The agenda has not succeeded in the United States, however. The best they’ve done is get the biggest U.S. ISPs – Comcast, Verizon, AT&T, Time Warner, Cablevision, etc. – to sign a deal last summer with music companies (EMI, Sony, Universal, Warner) and Hollywood studios (Disney, Viacom, Time Warner, News Corp., Universal, Sony) that will see them take on the notice and notice procedures and possibly some additional measures voluntarily.
The agreement is colloquially known as the six-strikes-and-we’ll-see approach because the higher-level deterrents bandied upon in public relations campaigns are seldom used in practice. Yet, online communication rights supporters lambasted even this limited role, and worry that the measures will be steadily ratcheted upwards under relentless pressure from the copyright industries.
The notice and notice regime contemplated by the Copyright Modernization Act is stricter than the U.S. approach, but not as punishing as the “three strikes” measures put into place in France, the U.K., New Zealand and Ireland, among others. C-11 is right to reject the three-strikes approach pushed by the recorded music industries. This also comports well with a recent UN Internet & Human Rights report that emphatically states that “cutting-off users from Internet access … on the grounds of violating intellectual property rights law … is disproportionate and … a violation of … the International Covenant on Civil and Political Rights.”
Still, however, C-11 is problematic because it takes voluntary measures arrived at among a half-dozen or so incumbent telecom and cable companies and applies them to the rest of the 400-500 small ISPs that exist across Canada. The new law will force them to assume roles that most have rejected on privacy and freedom of expression grounds.

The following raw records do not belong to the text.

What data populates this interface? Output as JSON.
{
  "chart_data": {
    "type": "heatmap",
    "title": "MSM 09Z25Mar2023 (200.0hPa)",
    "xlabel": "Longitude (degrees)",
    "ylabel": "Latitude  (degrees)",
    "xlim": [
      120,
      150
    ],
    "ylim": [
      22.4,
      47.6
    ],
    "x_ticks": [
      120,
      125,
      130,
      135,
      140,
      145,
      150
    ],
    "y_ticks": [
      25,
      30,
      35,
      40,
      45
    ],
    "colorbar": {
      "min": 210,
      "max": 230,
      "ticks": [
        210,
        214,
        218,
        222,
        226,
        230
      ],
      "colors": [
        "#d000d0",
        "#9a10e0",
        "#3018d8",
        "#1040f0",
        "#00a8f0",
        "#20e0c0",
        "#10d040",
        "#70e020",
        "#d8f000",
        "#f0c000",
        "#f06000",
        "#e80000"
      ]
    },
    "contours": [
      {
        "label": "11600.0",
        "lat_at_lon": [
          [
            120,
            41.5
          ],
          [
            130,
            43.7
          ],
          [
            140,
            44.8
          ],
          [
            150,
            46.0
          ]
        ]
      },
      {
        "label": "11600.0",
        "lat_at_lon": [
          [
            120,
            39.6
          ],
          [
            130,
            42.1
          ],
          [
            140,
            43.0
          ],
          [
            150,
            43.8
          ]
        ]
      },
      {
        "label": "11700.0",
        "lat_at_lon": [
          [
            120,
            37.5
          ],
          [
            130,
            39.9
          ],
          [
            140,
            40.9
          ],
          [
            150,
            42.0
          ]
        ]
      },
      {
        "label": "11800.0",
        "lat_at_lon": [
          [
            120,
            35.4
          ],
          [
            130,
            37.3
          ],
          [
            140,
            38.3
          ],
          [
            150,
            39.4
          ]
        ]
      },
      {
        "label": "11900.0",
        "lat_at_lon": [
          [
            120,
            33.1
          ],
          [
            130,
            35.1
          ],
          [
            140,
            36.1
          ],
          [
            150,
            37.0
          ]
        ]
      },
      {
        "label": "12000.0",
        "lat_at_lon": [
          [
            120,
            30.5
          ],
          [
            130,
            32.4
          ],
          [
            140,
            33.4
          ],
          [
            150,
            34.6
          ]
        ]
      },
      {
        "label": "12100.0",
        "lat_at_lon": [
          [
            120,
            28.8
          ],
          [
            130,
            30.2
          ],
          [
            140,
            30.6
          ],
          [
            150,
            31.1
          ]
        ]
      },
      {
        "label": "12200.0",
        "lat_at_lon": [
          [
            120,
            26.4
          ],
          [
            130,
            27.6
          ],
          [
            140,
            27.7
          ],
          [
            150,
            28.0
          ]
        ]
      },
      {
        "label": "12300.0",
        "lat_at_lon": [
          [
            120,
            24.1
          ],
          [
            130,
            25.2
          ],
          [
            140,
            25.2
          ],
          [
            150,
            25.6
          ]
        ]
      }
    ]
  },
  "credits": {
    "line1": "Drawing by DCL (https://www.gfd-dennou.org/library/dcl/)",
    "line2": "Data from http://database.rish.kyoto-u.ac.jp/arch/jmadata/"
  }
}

Second, the new bill mandates that all ISPs retain data on those targeted for notices for six months and to disclose the identity of Internet subscribers under court order. This is a new element introduced by C-11 over and above the current voluntary arrangements. The goal should be to minimize, rather to increase, the collection and retention of subscriber data by digital intermediaries.
Third, as the Chilling Effects Clearinghouse and the Electronic Frontier Foundation’s Take-Down Hall of Shame illustrate, U.S. copyright claimants frequently launch claims based on broader assertions than the law permits. The chilling effect on free expression is considerable since many people simply stop whatever they were doing when sent a notice of alleged copyright infringement rather than wander on to uncertain terrain.
Copyright holders’ opposition to new user rights will also likely result in them working very hard to define these rights as narrowly as possible. A legally mandated notice and notice regime will serve them well.
C-11 will not turn ISPs and other digital intermediaries into gatekeepers on its own. Yet, the last thing we need is to give Canada’s vertically-integrated telecom-media-Internet conglomerates — Bell, Shaw, Rogers, QMI, Cogeco — more reasons to exert greater control over information flowing through their networks. They already discriminate in favour of their own services, and use deep-packet inspection technologies at very high levels relative to global standards (see here). Extending the notice and notice regime — plus new data retention and disclosure mechanisms — to all ISPs will only bolster the steady drift to network-centric models of control and perpetual copyright.
Seen in this context, digital locks are important but the possibility that notice and notice will become the law of the land deserves far more scrutiny than it has thus far seen.